Situated in Khuldabad village, about 25 kilometres away from Aurangabad lies the Tomb of Aurangzeb, the grave of the sixth and the last Mughal Emperor, Muhi-ud-Din Muhammad, famously known as Aurangzeb. Unlike several grand tombs built in the memory of Mughal Emperors, the Aurangzeb Tomb is an unmarked grave at the Dargah of his spiritual guru, Sheikh Zainuddin. It is said that it was Aurangzeb's wish to be buried near the dargah. This is a quaint historical site which is visited by people who are keen to explore the history of the grave.

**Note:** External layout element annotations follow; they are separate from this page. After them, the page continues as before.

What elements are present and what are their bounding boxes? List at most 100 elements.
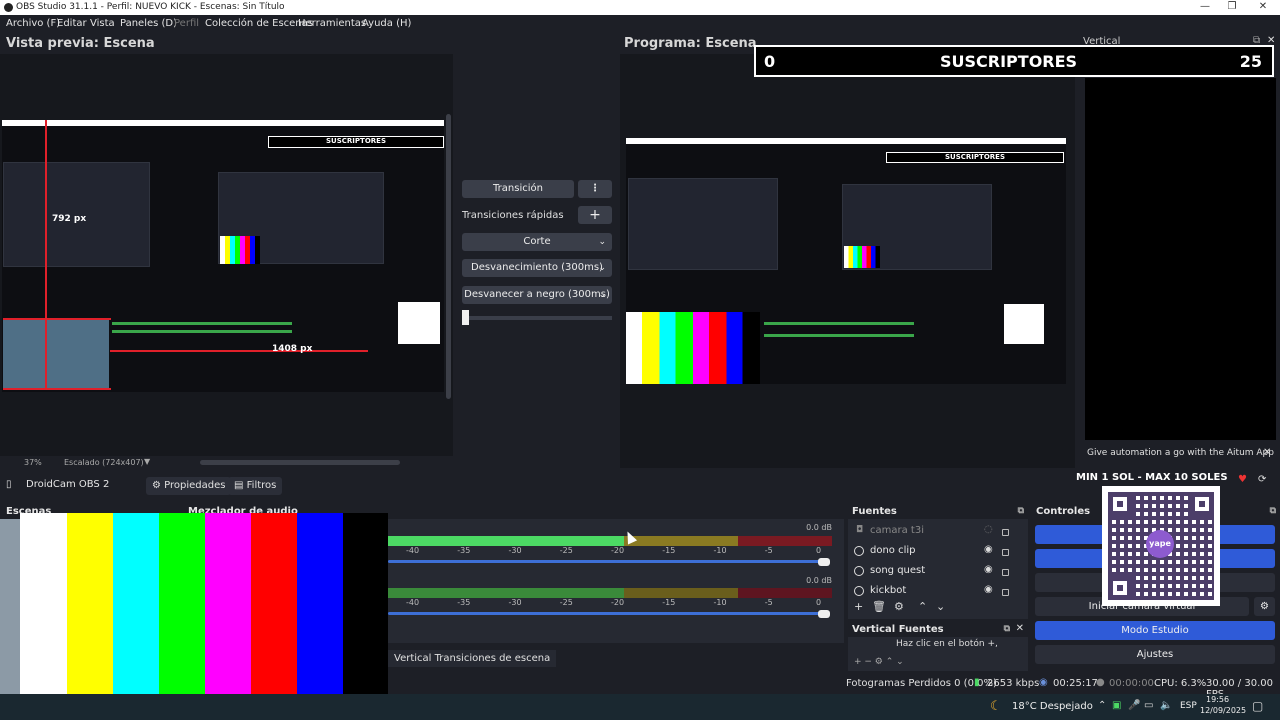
preview-camera-source[interactable] (3, 318, 109, 390)
tray-app-icon[interactable]: ▣ (1112, 700, 1121, 711)
source-item[interactable]: song quest ◉ (848, 562, 1028, 580)
transition-fade-label: Desvanecimiento (300ms) (471, 262, 603, 273)
eye-hidden-icon[interactable]: ◌ (984, 524, 993, 535)
filter-icon: ▤ (234, 480, 244, 491)
add-transition-icon[interactable]: + (578, 206, 612, 224)
window-titlebar: OBS Studio 31.1.1 - Perfil: NUEVO KICK -… (0, 0, 1280, 15)
eye-icon[interactable]: ◉ (984, 584, 993, 595)
properties-button[interactable]: ⚙ Propiedades (146, 477, 232, 495)
stream-time: 00:25:17 (1053, 678, 1098, 689)
volume-slider-2[interactable] (388, 612, 824, 615)
menu-coleccion-escenas[interactable]: Colección de Escenas (205, 18, 313, 29)
program-mini-meter-2 (764, 334, 914, 337)
color-bar-white (20, 513, 67, 720)
close-button[interactable]: ✕ (1256, 1, 1270, 13)
transition-button[interactable]: Transición (462, 180, 574, 198)
dock-float-icon[interactable]: ⧉ (1018, 506, 1024, 516)
trash-icon[interactable]: 🗑 (872, 600, 886, 613)
vertical-sources-header: Vertical Fuentes ⧉ ✕ (846, 621, 1028, 637)
menu-perfil[interactable]: Perfil (174, 18, 199, 29)
settings-button[interactable]: Ajustes (1035, 645, 1275, 664)
volume-icon[interactable]: 🔈 (1160, 700, 1172, 711)
menu-ayuda[interactable]: Ayuda (H) (362, 18, 411, 29)
tray-chevron-icon[interactable]: ⌃ (1098, 700, 1106, 711)
mixer-tick-label: -25 (559, 598, 573, 607)
menu-paneles[interactable]: Paneles (D) (120, 18, 177, 29)
qr-corner (1108, 492, 1132, 516)
volume-knob-2[interactable] (818, 610, 830, 618)
lock-icon[interactable] (1002, 529, 1009, 536)
stream-icon: ◉ (1039, 677, 1048, 688)
transition-menu-icon[interactable]: ⋮ (578, 180, 612, 198)
sources-list: ◘ camara t3i ◌ dono clip ◉ song quest ◉ … (848, 519, 1028, 619)
zoom-level[interactable]: 37% (24, 458, 42, 467)
mixer-tick-label: 0 (816, 546, 822, 555)
preview-selection-bottom (3, 388, 111, 390)
preview-canvas[interactable]: SUSCRIPTORES 792 px 1408 px (0, 54, 453, 456)
vertical-sources-toolbar-icons[interactable]: + − ⚙ ⌃ ⌄ (854, 657, 904, 667)
scale-chevron-icon[interactable]: ▼ (144, 457, 150, 466)
weather-icon: ☾ (990, 699, 1002, 714)
record-icon: ● (1096, 677, 1105, 688)
minimize-button[interactable]: — (1198, 1, 1212, 13)
menu-archivo[interactable]: Archivo (F) (6, 18, 60, 29)
notice-close-icon[interactable]: ✕ (1263, 447, 1271, 458)
add-source-icon[interactable]: + (854, 600, 863, 613)
eye-icon[interactable]: ◉ (984, 564, 993, 575)
menu-editar[interactable]: Editar (57, 18, 87, 29)
qr-corner (1108, 576, 1132, 600)
microphone-icon[interactable]: 🎤 (1128, 700, 1140, 711)
program-nested-preview (628, 178, 778, 270)
clock-date[interactable]: 12/09/2025 (1200, 706, 1246, 715)
source-item[interactable]: ◘ camara t3i ◌ (848, 522, 1028, 540)
transition-fade-black-dropdown[interactable]: Desvanecer a negro (300ms) ⌄ (462, 286, 612, 304)
weather-text[interactable]: 18°C Despejado (1012, 701, 1093, 712)
arrow-up-icon[interactable]: ⌃ (918, 600, 927, 613)
refresh-icon[interactable]: ⟳ (1258, 474, 1266, 485)
subscriber-banner: 0 SUSCRIPTORES 25 (754, 45, 1274, 77)
maximize-button[interactable]: ❐ (1225, 1, 1239, 13)
audio-mixer: 0.0 dB -40 -35 -30 -25 -20 -15 -10 -5 0 0.0 dB -… (388, 519, 844, 643)
transition-corte-dropdown[interactable]: Corte ⌄ (462, 233, 612, 251)
filters-button[interactable]: ▤ Filtros (228, 477, 283, 495)
studio-mode-button[interactable]: Modo Estudio (1035, 621, 1275, 640)
color-bar-cyan (113, 513, 159, 720)
volume-knob-1[interactable] (818, 558, 830, 566)
scale-label[interactable]: Escalado (724x407) (64, 458, 144, 467)
preview-nested-banner: SUSCRIPTORES (268, 136, 444, 148)
tbar-track[interactable] (462, 316, 612, 320)
lock-icon[interactable] (1002, 569, 1009, 576)
virtual-camera-gear-icon[interactable]: ⚙ (1254, 597, 1275, 616)
aitum-notice: Give automation a go with the Aitum App … (1085, 446, 1276, 462)
properties-label: Propiedades (164, 480, 226, 491)
menu-herramientas[interactable]: Herramientas (298, 18, 366, 29)
arrow-down-icon[interactable]: ⌄ (936, 600, 945, 613)
lock-icon[interactable] (1002, 549, 1009, 556)
qr-pattern: yape (1108, 492, 1214, 600)
network-icon[interactable]: ▭ (1144, 700, 1153, 711)
dock-float-icon[interactable]: ⧉ (1004, 624, 1010, 634)
dock-close-icon[interactable]: ✕ (1016, 623, 1024, 634)
mixer-tick-label: -10 (713, 598, 727, 607)
source-item[interactable]: dono clip ◉ (848, 542, 1028, 560)
notifications-icon[interactable]: ▢ (1252, 699, 1263, 713)
mixer-tick-label: -30 (508, 598, 522, 607)
preview-nested-colorbars (220, 236, 260, 264)
volume-slider-1[interactable] (388, 560, 824, 563)
lock-icon[interactable] (1002, 589, 1009, 596)
preview-hscrollbar[interactable] (200, 460, 400, 465)
source-file-icon: ▯ (6, 479, 12, 490)
source-item[interactable]: kickbot ◉ (848, 582, 1028, 598)
language-indicator[interactable]: ESP (1180, 701, 1197, 711)
transition-fade-dropdown[interactable]: Desvanecimiento (300ms) ⌄ (462, 259, 612, 277)
vertical-transitions-tab[interactable]: Vertical Transiciones de escena (388, 650, 557, 667)
preview-scrollbar[interactable] (446, 114, 451, 399)
gear-icon[interactable]: ⚙ (894, 600, 904, 613)
tbar-handle[interactable] (462, 310, 469, 325)
eye-icon[interactable]: ◉ (984, 544, 993, 555)
dock-float-icon[interactable]: ⧉ (1270, 506, 1276, 516)
menu-vista[interactable]: Vista (90, 18, 115, 29)
preview-zoom-bar: 37% Escalado (724x407) ▼ (0, 456, 453, 470)
mixer-tick-label: -15 (662, 546, 676, 555)
clock-time[interactable]: 19:56 (1206, 695, 1229, 704)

It was the dying wish of Aurangzeb to be buried at Khuldabad. It is believed that he commissioned his own grave by knitting caps and copying the Quran during his last days. The Tomb of Aurangzeb is a simple grave with no ceiling and nothing that denotes the grandeur of an emperor. A British Statesman, Lord Curzon, tidied the place with marble as a mark of respect for the Emperor. It is always covered with a plain white sheet of fabric and sometimes, visitors offer flowers to him.

More on Tomb of Aurangzeb


In the late 1600s, after the Mughal Empire expanded its reign to South India till Golconda, a downfall had begun due to continuous wars and battles that lead to the loss of hundreds of thousands of human lives and an insane amount of money. The expenses, that also included wasteful indulgences, drove the Mughal Empire to bankruptcy. At the end of his life, the emperor went through a period of introspection and guilt, and as per his instructions, a simple funeral and his burial were carried out at Khuldabad where he has purchased the burial ground. It is said that the entire expense did not cross INR 15/- at that time.

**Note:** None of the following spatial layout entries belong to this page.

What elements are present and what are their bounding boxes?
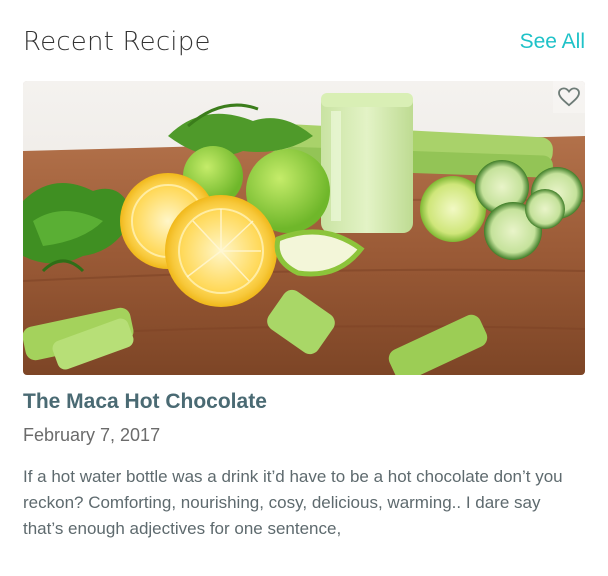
section-header: Recent Recipe See All xyxy=(23,22,585,62)
recipe-photo xyxy=(23,81,585,375)
recipe-image[interactable] xyxy=(23,81,585,375)
heart-icon xyxy=(558,87,580,107)
section-title: Recent Recipe xyxy=(23,27,211,57)
recipe-title[interactable]: The Maca Hot Chocolate xyxy=(23,390,267,414)
recipe-date: February 7, 2017 xyxy=(23,425,161,445)
favorite-button[interactable] xyxy=(553,81,585,113)
see-all-link[interactable]: See All xyxy=(520,30,585,54)
recent-recipe-widget: Recent Recipe See All The Maca Hot Choco… xyxy=(0,0,608,576)
recipe-excerpt: If a hot water bottle was a drink it’d h… xyxy=(23,467,563,538)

After the funeral, Aurangzeb was given the title of Khuld-Makan which means the one whose abode is an eternity. A wooden porch with Persian inscriptions was erected all around the tomb over a platform. But, because of its simplicity, the tomb was sort of left unmarked. Around the mid-1700s, a British Statesman, Lord Curzon, discovered the tomb and built a white marble encasing and flooring around it. The simple yet elegant structure that we get to see today, is an open-air tomb with a domed portico, open ceiling and screens of marble with Jali work. A large piece of marble with inscriptions that contain Aurangzeb’s complete name with his title can also be seen in one corner around the tomb.